Department of Engineering / News / Meet the neuroscientist using engineering to help ‘unlock’ the brain

Department of Engineering

Meet the neuroscientist using engineering to help ‘unlock’ the brain

Meet the neuroscientist using engineering to help ‘unlock’ the brain

Neuroscientist Ben Seymour’s approach to understanding how the brain processes pain has its roots in engineering. He aims to develop neuroengineering technologies to treat chronic pain.

By using pain as a ‘teacher’, I aim to decipher the ‘software code’ for pain in the brain...I build a model of pain as a control system.

Dr Ben Seymour

I aim to design intelligent targeted technologies to re-wire the brain to reduce pain. I’ve been using engineering theories such as control theory and signal processing to explore the concept of pain as a ‘teaching signal’ that exists to protect us from harm. My goal is to understand our sense of pain: what is pain and why do we experience it? 

Pain offers a unique window into core processes of perception and action in the brain. For example, if you accidentally touch a hot stove, pain drives our reflex to quickly withdraw our hand to limit the chance of sustaining a burn, but it is, in fact, learning to avoid the hot stove that saves us from multiple future burns.

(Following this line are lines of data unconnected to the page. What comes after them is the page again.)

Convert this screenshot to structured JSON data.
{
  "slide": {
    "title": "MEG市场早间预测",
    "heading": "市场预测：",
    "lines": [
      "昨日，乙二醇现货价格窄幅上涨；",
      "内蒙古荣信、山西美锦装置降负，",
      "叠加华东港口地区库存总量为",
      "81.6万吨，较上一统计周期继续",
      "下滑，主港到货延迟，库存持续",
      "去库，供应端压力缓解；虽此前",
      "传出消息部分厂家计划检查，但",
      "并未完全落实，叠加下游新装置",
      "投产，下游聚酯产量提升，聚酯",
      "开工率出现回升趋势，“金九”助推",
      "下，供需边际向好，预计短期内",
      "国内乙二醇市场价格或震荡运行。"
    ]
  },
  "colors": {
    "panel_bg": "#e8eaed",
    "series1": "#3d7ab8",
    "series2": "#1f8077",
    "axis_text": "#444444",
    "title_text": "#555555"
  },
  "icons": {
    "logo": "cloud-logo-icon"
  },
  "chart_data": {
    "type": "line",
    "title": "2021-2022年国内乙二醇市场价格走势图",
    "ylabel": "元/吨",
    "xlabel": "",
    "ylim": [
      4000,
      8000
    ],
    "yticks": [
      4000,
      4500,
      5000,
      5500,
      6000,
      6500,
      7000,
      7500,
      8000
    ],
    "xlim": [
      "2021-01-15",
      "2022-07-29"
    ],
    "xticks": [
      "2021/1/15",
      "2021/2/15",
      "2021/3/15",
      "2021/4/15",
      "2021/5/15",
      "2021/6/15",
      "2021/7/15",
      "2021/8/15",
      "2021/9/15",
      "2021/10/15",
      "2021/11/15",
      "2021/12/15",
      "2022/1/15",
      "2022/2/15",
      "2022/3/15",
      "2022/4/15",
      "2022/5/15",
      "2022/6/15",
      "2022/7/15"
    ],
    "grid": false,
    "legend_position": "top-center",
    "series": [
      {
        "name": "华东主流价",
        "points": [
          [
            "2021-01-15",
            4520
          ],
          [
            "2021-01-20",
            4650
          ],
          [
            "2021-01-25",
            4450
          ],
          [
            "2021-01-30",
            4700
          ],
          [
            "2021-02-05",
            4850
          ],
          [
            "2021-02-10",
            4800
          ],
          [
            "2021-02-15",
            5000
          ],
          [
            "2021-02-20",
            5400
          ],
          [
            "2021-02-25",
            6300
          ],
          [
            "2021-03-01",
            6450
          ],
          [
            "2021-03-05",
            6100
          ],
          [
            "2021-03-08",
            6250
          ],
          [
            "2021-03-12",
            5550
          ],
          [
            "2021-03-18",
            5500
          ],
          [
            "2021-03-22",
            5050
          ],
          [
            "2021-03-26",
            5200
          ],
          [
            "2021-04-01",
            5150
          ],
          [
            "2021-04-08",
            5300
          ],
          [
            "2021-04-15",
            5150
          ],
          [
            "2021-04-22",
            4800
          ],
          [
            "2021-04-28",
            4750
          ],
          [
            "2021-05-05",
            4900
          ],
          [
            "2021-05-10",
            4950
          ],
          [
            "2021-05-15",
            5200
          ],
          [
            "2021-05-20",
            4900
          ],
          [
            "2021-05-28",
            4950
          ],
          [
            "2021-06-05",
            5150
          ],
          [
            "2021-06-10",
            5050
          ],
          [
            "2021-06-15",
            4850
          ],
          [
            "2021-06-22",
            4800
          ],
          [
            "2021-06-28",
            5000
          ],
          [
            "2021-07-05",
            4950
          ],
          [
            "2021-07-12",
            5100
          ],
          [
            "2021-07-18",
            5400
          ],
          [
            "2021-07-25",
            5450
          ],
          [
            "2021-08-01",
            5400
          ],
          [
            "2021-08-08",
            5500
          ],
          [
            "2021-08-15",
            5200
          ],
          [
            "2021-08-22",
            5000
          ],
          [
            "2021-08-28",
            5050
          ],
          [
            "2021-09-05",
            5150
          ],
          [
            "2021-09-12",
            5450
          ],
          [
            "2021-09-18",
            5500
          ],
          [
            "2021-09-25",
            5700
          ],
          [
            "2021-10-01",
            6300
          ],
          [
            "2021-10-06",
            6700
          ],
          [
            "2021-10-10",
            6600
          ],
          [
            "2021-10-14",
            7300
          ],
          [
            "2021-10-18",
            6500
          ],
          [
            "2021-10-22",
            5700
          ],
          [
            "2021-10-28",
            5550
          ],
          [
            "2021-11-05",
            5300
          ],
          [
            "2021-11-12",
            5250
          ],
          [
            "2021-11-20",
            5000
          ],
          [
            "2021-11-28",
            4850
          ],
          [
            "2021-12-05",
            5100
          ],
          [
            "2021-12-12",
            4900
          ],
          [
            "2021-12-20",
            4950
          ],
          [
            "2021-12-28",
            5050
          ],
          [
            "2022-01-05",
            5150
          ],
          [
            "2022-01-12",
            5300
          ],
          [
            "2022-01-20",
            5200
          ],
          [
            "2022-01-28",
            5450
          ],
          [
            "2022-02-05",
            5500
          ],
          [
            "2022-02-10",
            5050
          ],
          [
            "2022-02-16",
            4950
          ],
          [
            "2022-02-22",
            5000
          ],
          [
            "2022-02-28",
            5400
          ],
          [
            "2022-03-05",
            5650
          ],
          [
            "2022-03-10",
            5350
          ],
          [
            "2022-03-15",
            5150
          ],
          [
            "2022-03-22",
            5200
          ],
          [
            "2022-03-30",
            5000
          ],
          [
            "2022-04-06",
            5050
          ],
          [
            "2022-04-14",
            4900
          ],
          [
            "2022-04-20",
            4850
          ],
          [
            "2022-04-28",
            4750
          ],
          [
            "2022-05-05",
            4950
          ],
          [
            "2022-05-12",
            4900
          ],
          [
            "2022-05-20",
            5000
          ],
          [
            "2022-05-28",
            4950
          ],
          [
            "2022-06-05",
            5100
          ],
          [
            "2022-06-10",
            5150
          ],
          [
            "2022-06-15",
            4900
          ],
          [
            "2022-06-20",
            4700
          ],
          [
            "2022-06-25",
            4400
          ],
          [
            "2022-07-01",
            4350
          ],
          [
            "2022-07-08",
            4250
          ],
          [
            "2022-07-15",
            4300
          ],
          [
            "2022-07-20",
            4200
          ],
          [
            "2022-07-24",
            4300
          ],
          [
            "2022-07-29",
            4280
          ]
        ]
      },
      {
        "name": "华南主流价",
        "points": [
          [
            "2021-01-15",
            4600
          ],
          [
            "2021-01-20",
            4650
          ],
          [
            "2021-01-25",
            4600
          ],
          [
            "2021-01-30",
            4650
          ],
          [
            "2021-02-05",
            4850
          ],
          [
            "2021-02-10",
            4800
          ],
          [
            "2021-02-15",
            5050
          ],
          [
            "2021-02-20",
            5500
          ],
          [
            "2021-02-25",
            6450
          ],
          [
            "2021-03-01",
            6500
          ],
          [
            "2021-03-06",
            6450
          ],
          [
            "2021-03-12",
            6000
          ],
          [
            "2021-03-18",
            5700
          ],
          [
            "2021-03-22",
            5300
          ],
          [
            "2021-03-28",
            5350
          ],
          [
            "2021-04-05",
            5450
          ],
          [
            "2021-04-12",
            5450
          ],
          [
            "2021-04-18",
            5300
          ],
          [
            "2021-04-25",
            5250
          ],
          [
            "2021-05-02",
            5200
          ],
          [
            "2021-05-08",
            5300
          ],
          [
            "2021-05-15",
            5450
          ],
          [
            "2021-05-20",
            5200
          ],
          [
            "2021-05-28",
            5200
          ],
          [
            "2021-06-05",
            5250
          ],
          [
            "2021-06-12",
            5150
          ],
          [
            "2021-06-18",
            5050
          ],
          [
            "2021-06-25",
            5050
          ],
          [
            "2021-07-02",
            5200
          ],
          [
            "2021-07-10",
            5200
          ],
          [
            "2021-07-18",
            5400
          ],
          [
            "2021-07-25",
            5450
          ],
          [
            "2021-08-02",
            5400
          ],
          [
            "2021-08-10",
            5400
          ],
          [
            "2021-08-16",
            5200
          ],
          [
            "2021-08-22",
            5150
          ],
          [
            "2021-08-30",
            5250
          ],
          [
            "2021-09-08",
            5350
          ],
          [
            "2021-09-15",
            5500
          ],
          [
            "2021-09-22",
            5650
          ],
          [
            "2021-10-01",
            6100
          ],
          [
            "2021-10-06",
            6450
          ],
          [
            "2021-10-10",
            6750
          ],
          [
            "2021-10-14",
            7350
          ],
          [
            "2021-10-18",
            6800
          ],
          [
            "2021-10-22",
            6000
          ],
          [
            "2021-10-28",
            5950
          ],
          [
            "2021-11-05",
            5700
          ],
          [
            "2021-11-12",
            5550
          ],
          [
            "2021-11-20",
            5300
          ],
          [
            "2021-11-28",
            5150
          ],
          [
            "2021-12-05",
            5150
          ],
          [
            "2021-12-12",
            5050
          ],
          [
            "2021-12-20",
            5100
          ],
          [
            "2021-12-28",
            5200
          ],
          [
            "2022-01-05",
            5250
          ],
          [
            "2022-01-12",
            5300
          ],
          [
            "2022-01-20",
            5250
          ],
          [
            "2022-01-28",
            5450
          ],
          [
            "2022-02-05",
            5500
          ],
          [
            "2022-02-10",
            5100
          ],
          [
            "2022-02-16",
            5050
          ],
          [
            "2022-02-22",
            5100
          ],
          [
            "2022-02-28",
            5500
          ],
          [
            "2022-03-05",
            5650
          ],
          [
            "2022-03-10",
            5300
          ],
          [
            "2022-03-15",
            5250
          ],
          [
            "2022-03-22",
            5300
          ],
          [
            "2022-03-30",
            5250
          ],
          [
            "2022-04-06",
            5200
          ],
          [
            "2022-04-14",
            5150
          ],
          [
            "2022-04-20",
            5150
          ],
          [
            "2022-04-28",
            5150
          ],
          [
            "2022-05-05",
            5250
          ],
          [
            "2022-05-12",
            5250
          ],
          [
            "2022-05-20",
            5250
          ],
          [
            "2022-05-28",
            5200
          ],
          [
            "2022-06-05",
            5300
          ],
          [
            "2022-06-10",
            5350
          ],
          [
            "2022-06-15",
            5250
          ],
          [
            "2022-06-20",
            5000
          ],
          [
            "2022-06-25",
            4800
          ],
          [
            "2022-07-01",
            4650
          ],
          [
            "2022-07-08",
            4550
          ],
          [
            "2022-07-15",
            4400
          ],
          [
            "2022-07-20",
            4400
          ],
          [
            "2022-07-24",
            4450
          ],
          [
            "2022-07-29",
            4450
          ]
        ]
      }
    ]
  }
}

My toolkit for studying the brain includes data science, sensor networks and robotics. The use of data science (machine learning, AI, deep learning, network theory), although already widespread in research, looks at patterns of information related to pain in different parts of the brain. 

By using pain as a ‘teacher’, I aim to decipher the ‘software code’ for pain in the brain. Using a mix of brain-imaging experiments and machine learning, artificial intelligence (AI) and simulations, I build a model of pain as a control system. I then use these models to try and discover what goes wrong with the pain system in patients experiencing chronic pain – a leading cause of disability across developed and less developed countries – and ultimately design target treatments to reduce chronic pain in clinical situations.

I undertook my clinical training in hospitals in Manchester, London and Cambridge. I completed my specialist training as a consultant neurologist in 2012 and was awarded a Wellcome Trust Intermediate Clinical Fellowship based at the Department’s Computational and Biological Learning Laboratory

My Fellowship has involved periods of research in Japan. I’ve looked at, for example, the potential for using AI techniques to treat phantom limb pain in amputees and to unconsciously remove a fear memory from the brain using a combination of AI and brain scanning technology. I’m also the Principal Investigator at the Center for Information and Neural Networks (CiNet) in Osaka and an honorary Consultant Neurologist at Addenbrookes Hospital in Cambridge.

Dr Ben Seymour (right) in discussion with researcher Aya Nawa at Japan's National Institute of Information and Communications Technology (NICT). Credit: Dr Ben Seymour and Aya Nawa.

Engineering provides a formal, mathematical way of looking at the brain. It is by viewing the brain through an engineering lens that we can start to make sense of the variability in the way we feel pain in different situations. My research uses a domain of control theory called ‘reinforcement learning’ to help provide a framework for understanding pain behaviour and its underlying neural activity. Namely, how the brain controls our actions in order to minimise future harm. You can read more about this theory in a future paper of mine due to be published in Neuron

I use robotics to provide simulation frameworks to test theories and to model disease. The idea here is that there is a 'reality gap' in our current models of information processing in the brain between the theory and practical reality. Since these models are getting quite complicated, if we really want to test their validity and make predictions, we need advanced simulation platforms and even hardware 'models'. In the case of pain, therefore, we need to show how and why having a pain system helps to protect us against harm, and how different control architectures for doing this lead to slightly different behaviours. A paper I co-authored provides an overview. It is titled Decision-making in brains and robots – the case for an interdisciplinary approach and published in Current Opinion in Behavioural Sciences.

New technologies to target pain are within reach. This includes clinical applications in diagnostics and therapeutics. I led an international collaboration that introduced a back pain biomarker based on machine learning and deep learning of brain imaging data. This has allowed us to characterise differences in brain activity patterns in patients with chronic back pain versus healthy people. In turn, this has now led to collaborations with industry, to try and find new ways to translate animal models of pain to humans – something that is a notoriously difficult problem. I’m also working on a new AI-neurofeedback method that we’re developing between the clinical school and engineering as a new treatment for back pain, thanks to a recent University-administered Wellcome Developing Concept Award.